If 中毒 was a (pre-computer) idiom for getting poisoned, and 病毒 had become the standard word for biological virus, it would seem a natural step to use 中毒 in a new sense of "poisoning" the computer with an agent 病毒 that is named exactly the same as biological viruses, but retains the old "toxin" or "poison" connotation.
Posted on: Expectations and Predictions
June 24, 2012, 01:30 AMHey, Greg, wasn't it you who liked the Girlie type fans too? (我以前没想到)lol
Posted on: Controversial Wartime Martyrs
April 30, 2012, 02:30 AMActually, I should have said the Cantonese pronunciation of Mandarin "FENG" sounds more like "FOONG".
Posted on: Controversial Wartime Martyrs
April 30, 2012, 02:28 AMI never noticed before, but when Connie pronounces Feng (as in Lei Feng) she actually says "FONG" rather than "FENG". I notice Cantonese speakers often do this when they are trying to speak Mandarin as "FONG" is the natural Cantonese pronunciation of Mandarin "FENG", and the effort of concentrating on speaking Mandarin is apparently too much, and it is apparently too difficult to resist the tendancy to slip back into the usual Cantonese pronuciation of "FENG" as "FONG". (It often happens for other words, too, that are similar to the Cantonese, but with a vowel shift to the Mandarin pronuciation, which, I guess is too easy to slip back into the Cantonese pronunciation.) It's a similar phenomenon to native German speakers speaking English; they will often say "MITT" instead of "WITH" in an English sentence, or "AUF" instead of "OFF". Is "FENG" generally pronounced "FONG" by Shanghainese speaking Mandarin?
Posted on: Shanghai Sightseeing
July 27, 2011, 06:02 AMOmg, I can't see the 3rd picture, either! The internet censors have finally made it to Canada!
Posted on: Meeting in Real Life
July 26, 2011, 07:04 AMI don't get it -- why should a SCALDED cat fear COLD water -- ?I infer that it has not experienced cold water (yet); so why should the cat fear it. Is this something like the Chinese Proverb quoted by Jenny ?:
一朝被蛇咬,十年怕井绳./Yīzhāo bèi shé yǎo, shínián pà jǐngshéng。/Once bitten by a snake, ten years fear a rope.
But it isn't quite the same -- if you have the vivid memory of having been bitten by a snake, you would be so jumpy that the rope would frighten you because it looks so much like a snake. Cold water doesn't seem to have the impact to the listener of being able to frighten this cat, just because it has been scalded before. Please explain -- I'm missing something here, I'm sure.
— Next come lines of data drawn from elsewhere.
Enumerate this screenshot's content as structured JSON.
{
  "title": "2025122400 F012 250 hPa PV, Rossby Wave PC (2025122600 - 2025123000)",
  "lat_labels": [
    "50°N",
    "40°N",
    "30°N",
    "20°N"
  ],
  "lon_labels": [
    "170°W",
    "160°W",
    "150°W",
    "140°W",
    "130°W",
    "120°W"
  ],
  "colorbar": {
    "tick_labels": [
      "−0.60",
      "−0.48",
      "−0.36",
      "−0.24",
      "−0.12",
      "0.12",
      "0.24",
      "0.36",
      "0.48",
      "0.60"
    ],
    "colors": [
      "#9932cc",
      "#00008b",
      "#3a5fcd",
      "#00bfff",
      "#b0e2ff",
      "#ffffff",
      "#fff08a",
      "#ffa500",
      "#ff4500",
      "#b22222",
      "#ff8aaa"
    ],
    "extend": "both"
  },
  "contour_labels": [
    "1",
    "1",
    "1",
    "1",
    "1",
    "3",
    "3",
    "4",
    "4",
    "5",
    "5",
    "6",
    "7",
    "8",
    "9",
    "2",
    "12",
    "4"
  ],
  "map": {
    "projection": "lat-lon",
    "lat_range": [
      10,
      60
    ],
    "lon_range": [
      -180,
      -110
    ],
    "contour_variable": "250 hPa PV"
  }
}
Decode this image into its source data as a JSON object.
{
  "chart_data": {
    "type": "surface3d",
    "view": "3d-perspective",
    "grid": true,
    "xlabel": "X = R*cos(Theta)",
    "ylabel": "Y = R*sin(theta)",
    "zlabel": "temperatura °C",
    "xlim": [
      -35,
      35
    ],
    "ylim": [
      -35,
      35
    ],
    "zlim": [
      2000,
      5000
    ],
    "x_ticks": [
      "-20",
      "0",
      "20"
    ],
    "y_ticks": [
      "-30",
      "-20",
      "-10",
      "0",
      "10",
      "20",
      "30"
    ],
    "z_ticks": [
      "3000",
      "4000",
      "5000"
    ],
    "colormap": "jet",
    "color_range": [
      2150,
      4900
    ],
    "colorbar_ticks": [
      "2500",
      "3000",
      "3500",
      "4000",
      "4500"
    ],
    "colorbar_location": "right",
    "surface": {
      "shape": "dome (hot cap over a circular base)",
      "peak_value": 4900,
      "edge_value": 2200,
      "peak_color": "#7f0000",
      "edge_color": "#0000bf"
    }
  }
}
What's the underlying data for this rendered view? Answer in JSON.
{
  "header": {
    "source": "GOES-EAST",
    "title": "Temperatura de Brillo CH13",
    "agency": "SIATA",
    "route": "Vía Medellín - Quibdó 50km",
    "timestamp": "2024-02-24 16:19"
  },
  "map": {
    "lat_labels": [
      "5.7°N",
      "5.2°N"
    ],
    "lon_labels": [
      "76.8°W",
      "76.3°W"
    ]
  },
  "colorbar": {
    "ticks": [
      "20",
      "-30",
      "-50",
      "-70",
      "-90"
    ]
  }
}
Posted on: Women's Day Special
March 12, 2016, 03:32 PMWonderful, Wonderful Wonderful! Very informative and instructive. I love the format.
When pronouncing 慈禧太后, the xi in Cixi in your dialogue came out consistently as xī, first tone, whereas in xǐ (not in the name, the word for "happy") it is 3rd tone. My dictionary does not specify a change of tone for xǐ in Cixi to Cíxī, but is this how we should pronounce the name? (Or am I merely mis-hearing a rather drawn out xi in a neurtral tone?)
Secondly, a minor point, I know, but confusing to me when I am visualizing 武则天 constructing and writing the hanzi 〇; isn't 〇 the modern variant, coming perhaps from Western influence, but certainly based upon the zero in what we today call the Hindo-Arabic numbering system? She lived from 624 to 705 and the earliest recorded use of the circle symbol as used as "zero" was in India in the late 800s. Therefore the character she allegedly devised would be 零, not 〇. I suspect its meaning was not exactly zero in the modern numerical use, but that is a more difficult point to parse out.